Page MenuHomePhabricator

Datahub - ingest Hive discovery database
Closed, ResolvedPublic

Description

The Hive discovery database contains a lot of interesting datasets, which look to be well organized. We should include these in the list of databases we ingest into Datahub.

This should just be adding a hive_discovery.yaml config file here

Details

Related Changes in GitLab:
TitleReferenceAuthorSource BranchDest Branch
Prefix discovery tables for Datahub ingestionrepos/data-engineering/airflow-dags!852tchindatahub-discovery-prefixmain
analytics: Correct discovery datahub ingestion schemarepos/data-engineering/airflow-dags!845ebernhardsonwork/ebernhardson/discovery-datahubmain
Add discovery database to datahubrepos/data-engineering/airflow-dags!833ebernhardsonwork/ebernhardson/discovery-datahubmain
Customize query in GitLab

Event Timeline

Gehel triaged this task as Medium priority.Sep 9 2024, 3:31 PM
Gehel subscribed.

We'll need to decide what is relevant to expose. And check the permissions / access.

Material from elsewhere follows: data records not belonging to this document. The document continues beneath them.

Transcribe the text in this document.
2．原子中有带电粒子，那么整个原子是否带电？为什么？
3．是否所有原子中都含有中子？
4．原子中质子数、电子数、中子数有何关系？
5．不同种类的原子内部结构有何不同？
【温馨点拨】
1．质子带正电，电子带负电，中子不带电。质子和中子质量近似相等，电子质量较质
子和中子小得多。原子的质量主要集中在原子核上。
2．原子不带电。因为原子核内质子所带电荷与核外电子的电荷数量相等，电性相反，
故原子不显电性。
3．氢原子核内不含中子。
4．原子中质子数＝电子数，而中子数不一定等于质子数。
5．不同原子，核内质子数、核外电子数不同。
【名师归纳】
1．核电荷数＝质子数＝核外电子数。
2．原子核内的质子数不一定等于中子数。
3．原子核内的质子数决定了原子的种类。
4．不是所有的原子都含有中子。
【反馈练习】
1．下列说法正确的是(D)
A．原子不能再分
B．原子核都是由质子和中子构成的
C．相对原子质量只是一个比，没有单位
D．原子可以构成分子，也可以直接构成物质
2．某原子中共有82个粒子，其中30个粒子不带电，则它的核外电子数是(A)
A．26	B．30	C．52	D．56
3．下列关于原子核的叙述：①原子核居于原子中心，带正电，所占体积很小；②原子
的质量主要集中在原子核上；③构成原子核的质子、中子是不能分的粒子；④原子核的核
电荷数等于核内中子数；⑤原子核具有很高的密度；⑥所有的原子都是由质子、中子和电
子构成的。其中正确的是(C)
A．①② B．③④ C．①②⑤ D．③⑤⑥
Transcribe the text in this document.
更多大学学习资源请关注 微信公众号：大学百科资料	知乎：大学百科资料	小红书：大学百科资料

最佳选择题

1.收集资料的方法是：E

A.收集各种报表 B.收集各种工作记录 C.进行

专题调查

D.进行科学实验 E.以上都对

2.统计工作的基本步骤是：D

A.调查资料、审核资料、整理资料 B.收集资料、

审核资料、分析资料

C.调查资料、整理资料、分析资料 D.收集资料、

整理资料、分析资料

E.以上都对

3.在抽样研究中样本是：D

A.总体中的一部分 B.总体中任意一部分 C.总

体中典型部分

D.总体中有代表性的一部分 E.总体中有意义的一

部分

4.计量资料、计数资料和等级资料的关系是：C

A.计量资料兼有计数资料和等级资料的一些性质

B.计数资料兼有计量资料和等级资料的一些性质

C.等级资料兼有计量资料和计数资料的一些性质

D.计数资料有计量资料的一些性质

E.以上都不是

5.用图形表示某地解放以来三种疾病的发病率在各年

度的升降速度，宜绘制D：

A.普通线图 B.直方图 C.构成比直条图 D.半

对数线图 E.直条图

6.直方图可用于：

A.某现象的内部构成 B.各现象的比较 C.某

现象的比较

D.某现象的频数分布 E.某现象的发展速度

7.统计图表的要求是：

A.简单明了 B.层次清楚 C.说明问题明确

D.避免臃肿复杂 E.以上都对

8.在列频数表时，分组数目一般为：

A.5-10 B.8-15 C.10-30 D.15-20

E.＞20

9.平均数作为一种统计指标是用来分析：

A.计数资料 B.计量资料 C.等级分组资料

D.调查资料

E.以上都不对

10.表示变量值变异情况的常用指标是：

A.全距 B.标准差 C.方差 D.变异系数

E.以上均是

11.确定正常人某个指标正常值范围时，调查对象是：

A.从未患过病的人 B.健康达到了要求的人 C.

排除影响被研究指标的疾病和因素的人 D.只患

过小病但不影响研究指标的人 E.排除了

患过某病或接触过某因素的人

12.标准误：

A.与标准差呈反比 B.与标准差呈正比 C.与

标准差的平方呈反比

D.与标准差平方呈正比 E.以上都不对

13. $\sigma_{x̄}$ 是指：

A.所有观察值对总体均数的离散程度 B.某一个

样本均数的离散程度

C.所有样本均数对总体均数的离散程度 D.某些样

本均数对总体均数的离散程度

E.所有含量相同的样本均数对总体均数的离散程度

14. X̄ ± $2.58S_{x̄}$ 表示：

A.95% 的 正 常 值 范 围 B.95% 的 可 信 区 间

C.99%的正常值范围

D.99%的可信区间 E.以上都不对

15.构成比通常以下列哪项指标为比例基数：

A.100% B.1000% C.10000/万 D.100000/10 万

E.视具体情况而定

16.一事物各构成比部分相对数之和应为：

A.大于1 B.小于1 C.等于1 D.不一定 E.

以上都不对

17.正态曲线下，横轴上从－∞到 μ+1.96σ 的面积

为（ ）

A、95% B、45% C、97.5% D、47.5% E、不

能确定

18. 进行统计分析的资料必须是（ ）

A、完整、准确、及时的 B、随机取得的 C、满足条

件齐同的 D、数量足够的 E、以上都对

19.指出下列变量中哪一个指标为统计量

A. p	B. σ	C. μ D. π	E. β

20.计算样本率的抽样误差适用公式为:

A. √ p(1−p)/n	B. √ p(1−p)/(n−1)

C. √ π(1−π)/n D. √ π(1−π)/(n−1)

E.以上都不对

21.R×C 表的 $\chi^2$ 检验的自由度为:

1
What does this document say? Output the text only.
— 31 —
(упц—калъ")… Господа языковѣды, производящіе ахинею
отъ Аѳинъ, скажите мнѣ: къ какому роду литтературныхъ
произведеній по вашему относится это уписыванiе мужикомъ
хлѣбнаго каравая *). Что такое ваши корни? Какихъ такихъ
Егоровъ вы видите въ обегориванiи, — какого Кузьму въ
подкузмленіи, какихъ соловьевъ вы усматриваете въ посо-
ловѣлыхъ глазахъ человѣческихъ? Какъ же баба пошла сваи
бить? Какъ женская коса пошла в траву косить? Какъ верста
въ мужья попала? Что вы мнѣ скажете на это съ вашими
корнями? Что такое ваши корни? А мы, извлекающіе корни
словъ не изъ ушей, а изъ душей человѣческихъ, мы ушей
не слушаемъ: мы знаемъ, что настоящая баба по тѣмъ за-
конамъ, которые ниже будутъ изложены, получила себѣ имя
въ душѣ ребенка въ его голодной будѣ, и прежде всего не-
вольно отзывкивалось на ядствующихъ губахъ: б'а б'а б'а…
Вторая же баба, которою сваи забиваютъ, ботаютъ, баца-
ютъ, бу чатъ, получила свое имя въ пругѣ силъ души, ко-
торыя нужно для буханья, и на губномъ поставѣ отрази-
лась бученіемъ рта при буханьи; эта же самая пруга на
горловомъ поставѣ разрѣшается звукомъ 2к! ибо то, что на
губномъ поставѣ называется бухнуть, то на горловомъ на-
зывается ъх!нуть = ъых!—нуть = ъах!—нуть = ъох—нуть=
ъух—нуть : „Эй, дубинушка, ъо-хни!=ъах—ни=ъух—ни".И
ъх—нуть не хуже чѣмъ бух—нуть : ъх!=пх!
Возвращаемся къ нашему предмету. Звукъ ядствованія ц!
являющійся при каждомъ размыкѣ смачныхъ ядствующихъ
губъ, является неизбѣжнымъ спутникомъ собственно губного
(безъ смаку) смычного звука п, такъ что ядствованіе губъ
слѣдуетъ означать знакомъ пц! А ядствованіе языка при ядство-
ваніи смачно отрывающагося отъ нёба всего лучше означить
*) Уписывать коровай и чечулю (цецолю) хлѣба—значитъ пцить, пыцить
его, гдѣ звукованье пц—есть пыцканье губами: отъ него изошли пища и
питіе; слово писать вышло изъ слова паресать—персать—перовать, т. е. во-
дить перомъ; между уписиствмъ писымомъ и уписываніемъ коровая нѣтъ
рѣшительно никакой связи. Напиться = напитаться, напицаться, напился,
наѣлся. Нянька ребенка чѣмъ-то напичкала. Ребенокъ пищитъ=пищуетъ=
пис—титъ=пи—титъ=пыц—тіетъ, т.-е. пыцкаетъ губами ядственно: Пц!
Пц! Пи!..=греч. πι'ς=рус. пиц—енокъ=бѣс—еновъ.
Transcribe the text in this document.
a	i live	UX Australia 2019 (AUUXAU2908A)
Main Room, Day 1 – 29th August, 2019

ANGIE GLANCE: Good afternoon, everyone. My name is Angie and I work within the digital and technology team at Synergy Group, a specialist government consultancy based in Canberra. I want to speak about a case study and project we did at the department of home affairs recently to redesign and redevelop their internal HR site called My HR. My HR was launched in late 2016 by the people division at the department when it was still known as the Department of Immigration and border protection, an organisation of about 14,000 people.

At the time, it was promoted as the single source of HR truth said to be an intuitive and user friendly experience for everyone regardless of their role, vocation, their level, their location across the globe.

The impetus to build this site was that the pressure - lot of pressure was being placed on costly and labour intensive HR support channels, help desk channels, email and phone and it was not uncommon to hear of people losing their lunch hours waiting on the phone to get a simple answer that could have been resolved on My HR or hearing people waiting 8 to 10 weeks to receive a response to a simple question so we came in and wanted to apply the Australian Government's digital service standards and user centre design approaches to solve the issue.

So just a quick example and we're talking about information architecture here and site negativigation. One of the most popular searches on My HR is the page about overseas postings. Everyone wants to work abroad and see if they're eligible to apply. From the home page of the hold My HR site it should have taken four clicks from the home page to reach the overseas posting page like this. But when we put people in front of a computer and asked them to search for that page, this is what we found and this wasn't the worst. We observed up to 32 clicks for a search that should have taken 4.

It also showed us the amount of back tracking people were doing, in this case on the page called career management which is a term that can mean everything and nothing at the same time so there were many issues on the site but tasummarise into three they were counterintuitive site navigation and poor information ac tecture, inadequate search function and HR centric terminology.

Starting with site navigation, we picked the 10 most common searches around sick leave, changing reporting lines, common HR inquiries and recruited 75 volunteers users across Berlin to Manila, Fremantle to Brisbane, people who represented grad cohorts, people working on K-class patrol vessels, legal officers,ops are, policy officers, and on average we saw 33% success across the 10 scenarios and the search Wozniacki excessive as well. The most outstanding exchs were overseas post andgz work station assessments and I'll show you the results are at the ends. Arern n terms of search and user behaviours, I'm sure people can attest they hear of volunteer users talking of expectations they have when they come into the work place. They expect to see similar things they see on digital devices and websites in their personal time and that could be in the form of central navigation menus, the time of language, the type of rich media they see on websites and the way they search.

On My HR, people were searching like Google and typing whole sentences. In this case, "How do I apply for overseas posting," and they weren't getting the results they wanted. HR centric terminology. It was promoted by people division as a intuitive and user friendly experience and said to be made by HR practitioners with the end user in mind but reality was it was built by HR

Once todays daily run fires (approx Sept 24 00:00 UTC) can verify everything shows up as expected and complete this task.

Looking for tables that contain the column "source_text"only finds the table for the update pipeline event stream, but not the cirrus index dumps. Will need to look closer to see what might have went wrong.

While the ingestion now claims to work succesfully, I'm unable to find our tables in the datahub UI. It's possible I simply don't know how to use the thing, but searching for a column named source_text which should turn up our dump still only turns up the event streams.

The one thing we are doing differently from other ingest configs is providing a regex patterns that the tables must match. We might need to simply ingest all the tables. It's not the end of the world, but there are some messy bits in there that I thought it might be better to not expose.

We might need to simply ingest all the tables

I can probably take a look at why the table match isn’t working, next thing we could try is providing a custom transform function as a filter

I did a manual ingestion and was able to see the tables on datahub if I access it directly through a url
https://datahub.wikimedia.org/dataset/urn:li:dataset:(urn:li:dataPlatform:hive,discovery.cirrus_index,PROD)/Schema?is_lineage_mode=false&schemaFilter=

However I ironically can't seem to be able to discover it through the normal search function and the discovery database container is empty (although maybe I just need to wait a little bit for it to populate)
https://datahub.wikimedia.org/container/urn:li:container:c8a7057ba838b9eb73d969c9b36acd2b/Entities?is_lineage_mode=false

Unfortunately still not finding the tables / columns via search in datahub. If it is a caching issue it's lasting longer than I would have expected.

This sounds like a DataHub problem to me. Maybe there is an issue with the indexing. Shall we make a ticket to investigate that? If you tag it with Data-Platform-SRE we will investigate why these entities aren't appearing in the search results.